I have never been great at writing analytical papers (until my English teacher in H.S. sat down with me 3 days a week and we worked on harnessing my passion into structured emotion). I am good at feeling. What my heart feels, I know that’s what makes sense to me. I have never been a patient person…ever. If I am not doing well in sports, I am impatient and work as hard as I can to get where I need to be. If I am sorry about something, I want to apologize and make good as soon as I can.

But sometimes, things don’t work that way.

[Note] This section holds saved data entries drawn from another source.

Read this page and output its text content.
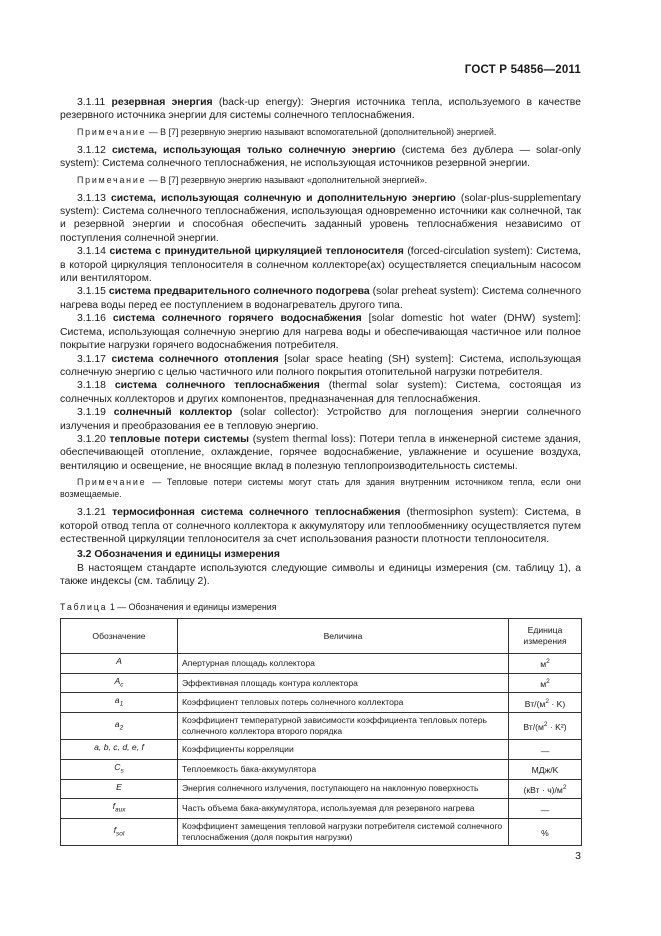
ГОСТ Р 54856—2011

3.1.11 резервная энергия (back-up energy): Энергия источника тепла, используемого в качестве резервного источника энергии для системы солнечного теплоснабжения.

Примечание — В [7] резервную энергию называют вспомогательной (дополнительной) энергией.

3.1.12 система, использующая только солнечную энергию (система без дублера — solar-only system): Система солнечного теплоснабжения, не использующая источников резервной энергии.

Примечание — В [7] резервную энергию называют «дополнительной энергией».

3.1.13 система, использующая солнечную и дополнительную энергию (solar-plus-supplementary system): Система солнечного теплоснабжения, использующая одновременно источники как солнечной, так и резервной энергии и способная обеспечить заданный уровень теплоснабжения независимо от поступления солнечной энергии.

3.1.14 система с принудительной циркуляцией теплоносителя (forced-circulation system): Система, в которой циркуляция теплоносителя в солнечном коллекторе(ах) осуществляется специальным насосом или вентилятором.

3.1.15 система предварительного солнечного подогрева (solar preheat system): Система солнечного нагрева воды перед ее поступлением в водонагреватель другого типа.

3.1.16 система солнечного горячего водоснабжения [solar domestic hot water (DHW) system]: Система, использующая солнечную энергию для нагрева воды и обеспечивающая частичное или полное покрытие нагрузки горячего водоснабжения потребителя.

3.1.17 система солнечного отопления [solar space heating (SH) system]: Система, использующая солнечную энергию с целью частичного или полного покрытия отопительной нагрузки потребителя.

3.1.18 система солнечного теплоснабжения (thermal solar system): Система, состоящая из солнечных коллекторов и других компонентов, предназначенная для теплоснабжения.

3.1.19 солнечный коллектор (solar collector): Устройство для поглощения энергии солнечного излучения и преобразования ее в тепловую энергию.

3.1.20 тепловые потери системы (system thermal loss): Потери тепла в инженерной системе здания, обеспечивающей отопление, охлаждение, горячее водоснабжение, увлажнение и осушение воздуха, вентиляцию и освещение, не вносящие вклад в полезную теплопроизводительность системы.

Примечание — Тепловые потери системы могут стать для здания внутренним источником тепла, если они возмещаемые.

3.1.21 термосифонная система солнечного теплоснабжения (thermosiphon system): Система, в которой отвод тепла от солнечного коллектора к аккумулятору или теплообменнику осуществляется путем естественной циркуляции теплоносителя за счет использования разности плотности теплоносителя.

3.2 Обозначения и единицы измерения

В настоящем стандарте используются следующие символы и единицы измерения (см. таблицу 1), а также индексы (см. таблицу 2).

Таблица 1 — Обозначения и единицы измерения

Обозначение	Величина	Единица измерения
A	Апертурная площадь коллектора	$м^2$
$A_c$	Эффективная площадь контура коллектора	$м^2$
$a_1$	Коэффициент тепловых потерь солнечного коллектора	$Вт/(м^2 \cdot K)$
$a_2$	Коэффициент температурной зависимости коэффициента тепловых потерь солнечного коллектора второго порядка	$Вт/(м^2 \cdot K^2)$
a, b, c, d, e, f	Коэффициенты корреляции	—
$C_s$	Теплоемкость бака-аккумулятора	МДж/K
E	Энергия солнечного излучения, поступающего на наклонную поверхность	$(кВт \cdot ч)/м^2$
$f_{aux}$	Часть объема бака-аккумулятора, используемая для резервного нагрева	—
$f_{sol}$	Коэффициент замещения тепловой нагрузки потребителя системой солнечного теплоснабжения (доля покрытия нагрузки)	%
3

Not everything can be solved right away, especially when it comes to peoples feelings. I know for a fact that I wanted to recover as soon as possible, and people wanted me to get better as fast as I could and forget about the hell that I went through, but that process took a long long time. I would be lying if I said I didn’t think about what happened every single day, but writing hundreds of pages and countless talks with people that I love around me, brought me back into the light and made me such a better person than I was last time.

I am going to make more mistakes in my life, I know that to be certain. I am going to feel pain, happiness, love, and every other emotion in the book.

But unlike myself in the past, I am now fueled by love rather than…well, whatever the hell I was fueled by before.

I finish this my looking at my reflection in the computer screen…I’m going to do alright.